Sulfur is an essential component of insulin and glutathione (one of the most important antioxidants in the brain). It is also required to build two amino acids (cysteine and methionine) and helps guide protein folding and numerous metabolic pathways.

Source Code:

  • Sulfur mainly arrives as protein-bound amino acids and organosulfur compounds: meats, poultry, fish, eggs; milk, yogurt, cheese; legumes (especially mature soy); alliums (onion, garlic, leek, shallot); crucifers (broccoli, cauliflower, Brussels sprouts, cabbage, kale); mustard family plants.

Zinc

Zinc allows certain proteins to fold into their correct shapes and assists certain enzymes in their catalytic duties. Zinc is required for healthy immune system function and neurotransmitter activity. One of zinc’s unique responsibilities is to burst out of tiny storage compartments into the synapse alongside glutamate (a stimulating neurotransmitter) to buffer its signal.
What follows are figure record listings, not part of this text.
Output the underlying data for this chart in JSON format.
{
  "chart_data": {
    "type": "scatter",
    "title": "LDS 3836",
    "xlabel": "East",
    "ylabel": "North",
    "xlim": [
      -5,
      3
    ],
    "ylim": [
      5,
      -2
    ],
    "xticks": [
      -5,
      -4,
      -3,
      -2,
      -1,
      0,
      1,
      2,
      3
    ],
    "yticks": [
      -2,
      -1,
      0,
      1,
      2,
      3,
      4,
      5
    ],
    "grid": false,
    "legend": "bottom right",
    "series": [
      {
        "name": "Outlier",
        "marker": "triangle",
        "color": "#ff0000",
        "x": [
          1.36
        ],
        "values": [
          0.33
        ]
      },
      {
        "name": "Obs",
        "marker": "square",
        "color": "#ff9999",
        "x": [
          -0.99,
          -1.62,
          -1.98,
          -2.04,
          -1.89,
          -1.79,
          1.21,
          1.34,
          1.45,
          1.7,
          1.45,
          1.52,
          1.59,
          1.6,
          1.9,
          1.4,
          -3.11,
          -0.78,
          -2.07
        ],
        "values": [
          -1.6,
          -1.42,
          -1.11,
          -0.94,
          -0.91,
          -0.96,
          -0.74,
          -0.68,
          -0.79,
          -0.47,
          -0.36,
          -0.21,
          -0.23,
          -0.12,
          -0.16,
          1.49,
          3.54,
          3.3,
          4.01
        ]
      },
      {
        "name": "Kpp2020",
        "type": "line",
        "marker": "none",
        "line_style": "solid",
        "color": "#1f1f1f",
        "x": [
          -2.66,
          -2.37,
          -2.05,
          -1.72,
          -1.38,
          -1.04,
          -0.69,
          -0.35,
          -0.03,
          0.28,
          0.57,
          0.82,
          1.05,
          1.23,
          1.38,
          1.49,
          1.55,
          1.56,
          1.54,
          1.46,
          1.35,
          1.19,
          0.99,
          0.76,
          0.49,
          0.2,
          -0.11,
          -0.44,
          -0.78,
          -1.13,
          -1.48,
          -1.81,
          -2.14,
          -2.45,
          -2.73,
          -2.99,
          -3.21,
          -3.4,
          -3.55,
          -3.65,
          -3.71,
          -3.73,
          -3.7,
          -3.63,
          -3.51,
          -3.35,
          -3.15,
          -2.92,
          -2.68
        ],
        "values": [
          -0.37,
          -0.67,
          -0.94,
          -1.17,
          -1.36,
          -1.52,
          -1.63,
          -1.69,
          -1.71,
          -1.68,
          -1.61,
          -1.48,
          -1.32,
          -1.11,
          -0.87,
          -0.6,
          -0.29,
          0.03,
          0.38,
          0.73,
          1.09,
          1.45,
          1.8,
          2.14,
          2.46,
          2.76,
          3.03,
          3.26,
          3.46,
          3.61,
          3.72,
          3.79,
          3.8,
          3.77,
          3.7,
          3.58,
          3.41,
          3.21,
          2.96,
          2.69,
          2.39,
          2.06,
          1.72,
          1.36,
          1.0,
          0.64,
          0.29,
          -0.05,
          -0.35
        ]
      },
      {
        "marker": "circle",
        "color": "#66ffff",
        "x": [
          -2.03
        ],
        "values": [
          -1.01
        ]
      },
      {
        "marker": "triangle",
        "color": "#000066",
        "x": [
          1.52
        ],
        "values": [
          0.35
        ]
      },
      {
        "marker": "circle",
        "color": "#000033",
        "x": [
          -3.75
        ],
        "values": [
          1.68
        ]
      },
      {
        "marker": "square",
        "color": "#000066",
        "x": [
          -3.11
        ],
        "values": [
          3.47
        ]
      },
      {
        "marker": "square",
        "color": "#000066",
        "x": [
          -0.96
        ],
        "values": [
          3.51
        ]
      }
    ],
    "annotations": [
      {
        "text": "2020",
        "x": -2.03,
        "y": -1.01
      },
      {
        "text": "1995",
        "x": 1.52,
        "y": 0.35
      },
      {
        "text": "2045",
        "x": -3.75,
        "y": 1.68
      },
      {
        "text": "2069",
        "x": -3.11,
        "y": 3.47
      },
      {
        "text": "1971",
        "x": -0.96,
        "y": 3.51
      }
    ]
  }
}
Zinc also behaves as a natural dopamine reuptake inhibitor, prolonging dopamine signaling in the synapse. Zinc ripens young BDNF (brain-derived growth factor) molecules to maturity so they may fertilize developing neurons, supporting the process of neuroplasticity. Zinc is also central to the process of autophagy; when mitochondria or other critical cell components are damaged beyond repair and need to be destroyed, zinc helps calcium flip the kill switch, partly by intentionally generating oxygen free radicals to attack them from within and finish them off.

Source Code:

  • Oysters (very high); crab, lobster; beef and lamb; pumpkin seeds, hemp seeds; cashews, almonds; chickpeas, lentils, black beans; yogurt, cheese; oats, quinoa; pork and dark poultry meat; eggs.